Tommy followed him back into the bedroom. “Dad, seriously. We’re getting out of here now.” His dad hesitated for a second before he grabbed his jacket off a chair and followed.
“This late at night the stairwell’s deserted.” He opened the door and led his father out. Tom kept up until they reached the basement but hung back as Tommy swiped his ID badge through the reader at the entrance to the secure ward.
“Why are we going in here?”
“There’s an exit. Kevin and Trina used it last time.” He didn’t bother to look at the observation window as they passed Beatty’s prison; even if the guard saw them, what could he do about it? Almost there. He rushed his dad up the shadowy stairs, and a blast of chilly air hit them as he opened the door to the parking garage.

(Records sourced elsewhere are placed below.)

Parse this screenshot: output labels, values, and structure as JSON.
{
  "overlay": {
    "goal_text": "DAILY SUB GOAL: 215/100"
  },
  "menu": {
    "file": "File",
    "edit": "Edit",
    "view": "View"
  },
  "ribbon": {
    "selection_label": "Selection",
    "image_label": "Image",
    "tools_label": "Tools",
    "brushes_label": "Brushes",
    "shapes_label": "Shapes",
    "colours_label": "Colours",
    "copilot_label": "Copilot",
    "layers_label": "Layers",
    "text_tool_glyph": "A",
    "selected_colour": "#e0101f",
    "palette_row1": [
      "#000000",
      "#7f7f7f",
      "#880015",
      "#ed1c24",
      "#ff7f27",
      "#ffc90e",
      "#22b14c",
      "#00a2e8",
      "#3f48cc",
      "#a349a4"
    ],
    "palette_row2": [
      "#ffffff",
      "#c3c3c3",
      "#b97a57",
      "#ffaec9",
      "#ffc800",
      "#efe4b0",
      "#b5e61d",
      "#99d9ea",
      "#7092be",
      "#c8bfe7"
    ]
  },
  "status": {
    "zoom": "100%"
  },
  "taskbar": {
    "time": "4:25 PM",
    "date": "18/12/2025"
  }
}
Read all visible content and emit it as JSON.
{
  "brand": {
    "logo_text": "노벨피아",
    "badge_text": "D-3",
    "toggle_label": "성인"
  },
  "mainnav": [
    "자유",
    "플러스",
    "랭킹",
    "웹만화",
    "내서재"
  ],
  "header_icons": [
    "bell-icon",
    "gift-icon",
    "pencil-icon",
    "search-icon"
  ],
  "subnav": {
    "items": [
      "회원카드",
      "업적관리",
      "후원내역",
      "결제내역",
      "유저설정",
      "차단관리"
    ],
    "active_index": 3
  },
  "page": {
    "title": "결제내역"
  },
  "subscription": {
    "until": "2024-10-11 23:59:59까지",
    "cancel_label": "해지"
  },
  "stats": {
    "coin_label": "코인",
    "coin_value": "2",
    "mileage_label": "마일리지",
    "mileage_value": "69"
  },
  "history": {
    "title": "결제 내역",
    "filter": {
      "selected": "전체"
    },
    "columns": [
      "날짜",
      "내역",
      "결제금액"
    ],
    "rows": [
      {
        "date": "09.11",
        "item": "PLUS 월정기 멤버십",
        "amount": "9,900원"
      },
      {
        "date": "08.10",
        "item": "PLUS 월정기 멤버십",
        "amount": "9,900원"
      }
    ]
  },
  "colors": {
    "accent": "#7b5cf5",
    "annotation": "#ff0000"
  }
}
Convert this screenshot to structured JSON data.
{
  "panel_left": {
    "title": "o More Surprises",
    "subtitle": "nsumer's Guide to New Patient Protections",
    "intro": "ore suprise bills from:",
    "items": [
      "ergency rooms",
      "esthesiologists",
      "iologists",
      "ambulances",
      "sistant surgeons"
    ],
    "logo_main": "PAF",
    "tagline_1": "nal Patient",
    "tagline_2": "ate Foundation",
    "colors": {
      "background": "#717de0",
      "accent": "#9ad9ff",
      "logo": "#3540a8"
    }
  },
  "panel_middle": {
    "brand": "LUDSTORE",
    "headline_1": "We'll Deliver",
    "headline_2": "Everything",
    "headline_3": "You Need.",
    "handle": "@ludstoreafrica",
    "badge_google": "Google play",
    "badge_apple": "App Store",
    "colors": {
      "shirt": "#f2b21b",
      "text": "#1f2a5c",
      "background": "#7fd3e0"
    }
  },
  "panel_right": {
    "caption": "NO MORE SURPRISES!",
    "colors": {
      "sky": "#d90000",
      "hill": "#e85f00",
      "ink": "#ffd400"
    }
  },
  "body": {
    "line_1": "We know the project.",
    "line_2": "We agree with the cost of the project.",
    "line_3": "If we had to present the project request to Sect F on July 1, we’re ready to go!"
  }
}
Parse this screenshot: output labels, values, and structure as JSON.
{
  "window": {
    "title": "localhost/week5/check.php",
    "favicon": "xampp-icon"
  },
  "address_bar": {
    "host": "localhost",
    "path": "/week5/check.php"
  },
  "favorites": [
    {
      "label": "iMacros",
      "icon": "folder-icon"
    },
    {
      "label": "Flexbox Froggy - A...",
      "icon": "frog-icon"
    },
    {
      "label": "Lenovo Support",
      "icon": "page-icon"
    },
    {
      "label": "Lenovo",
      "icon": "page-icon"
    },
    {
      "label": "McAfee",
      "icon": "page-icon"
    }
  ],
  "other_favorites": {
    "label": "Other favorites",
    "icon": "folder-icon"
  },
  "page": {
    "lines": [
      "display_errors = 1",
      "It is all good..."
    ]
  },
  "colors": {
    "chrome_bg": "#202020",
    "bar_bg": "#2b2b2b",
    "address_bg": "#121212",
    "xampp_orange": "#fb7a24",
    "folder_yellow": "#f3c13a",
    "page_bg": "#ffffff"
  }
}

Their footsteps echoed in the cavernous space as they hurried up the ramp. His dad whispered, “I don’t think I’ve ever left the OCSD through the regular visitor’s entrance.”
As they emerged at ground level, floodlights powered up at the OCSD building, casting alternating stripes of light and shadows on the garage’s floor and walls. An alarm began to wail outside.
“Is that alarm because of us? Because of you?” He clutched his father’s arm. “Did they pat you down when you first got here?”
“I don’t remember. Oh, wait. Yes, they did.”
Tommy grabbed at the camouflage jacket and tore it off his dad’s back. He plunged his hand into first one pocket, then the other, and found the fabric square. “This is a GPS tracker.”